1910 - 1919
The Fifty-fifth Annual Commencement in 1911 marked the first time Jackson College for Women was present at commencement, following its founding in 1910. The sole graduate for the year, Marjorie Bonner Patterson, received the first Jackson College Bachelor of Arts Degree. Despite intentions to the contrary, Jackson College remained a part of the joint Commencement ceremony for many years to come.
President Hamilton's plans for segregation and the independence of Jackson College were carried out even to Commencement arrangements. According to the original blueprint, graduation ceremonies were to be jointly conducted for only the three years after 1910. When Jackson graduated an independent class in 1914, the students were to have had their own commencement. However, when 1914 arrived and 17 young ladies received the first bachelor's degrees given by Jackson to a group completing the four-year course, they took their places at the regular exercises. Following precedents set earlier, Jackson, as a division of the College, was represented on the panel of Commencement speakers.– Miller, Russell E. Women's Role in the History of Tufts University: A Sketch by Russell E. Miller (1960) p. 14
The United States' entry into World War I on April 6, 1917 unavoidably affected Commencement. The theme was a focus of student orations including "War-time censorship as a necessity" given by Charles Ingram Stanton, Cand. B.S. in 1917. In 1918, "Labor, the Prop of War" was delivered by Jane Stodder Davies, Cand. A. B.
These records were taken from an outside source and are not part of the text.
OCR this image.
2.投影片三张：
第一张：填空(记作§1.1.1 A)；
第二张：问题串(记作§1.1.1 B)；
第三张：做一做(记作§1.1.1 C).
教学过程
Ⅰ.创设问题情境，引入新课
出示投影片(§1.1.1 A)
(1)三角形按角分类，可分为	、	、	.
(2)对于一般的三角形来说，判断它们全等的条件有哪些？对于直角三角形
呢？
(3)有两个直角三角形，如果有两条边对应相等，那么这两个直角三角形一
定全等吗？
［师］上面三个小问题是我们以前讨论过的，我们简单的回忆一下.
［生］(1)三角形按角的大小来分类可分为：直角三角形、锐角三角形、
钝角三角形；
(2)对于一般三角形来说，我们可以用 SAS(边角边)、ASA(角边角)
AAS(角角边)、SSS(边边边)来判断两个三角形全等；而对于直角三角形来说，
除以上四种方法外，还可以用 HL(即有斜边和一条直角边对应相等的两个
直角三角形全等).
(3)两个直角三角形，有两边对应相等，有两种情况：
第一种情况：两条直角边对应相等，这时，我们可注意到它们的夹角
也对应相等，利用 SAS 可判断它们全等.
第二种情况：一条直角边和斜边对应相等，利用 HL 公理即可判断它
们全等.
In 1917 an asterisk marked student Chester Read Earle, Cand. B.S., one of the orators, as "called to National Service." In 1918 the asterisk had been replaced by a star and, in contrast to the one student listed as being called to service in 1917, in 1918 there were many. In 1918 and 1919 war certificates were awarded to members of the graduating class who had left college to join the military, "in recognition of their work at College and their service to our Country."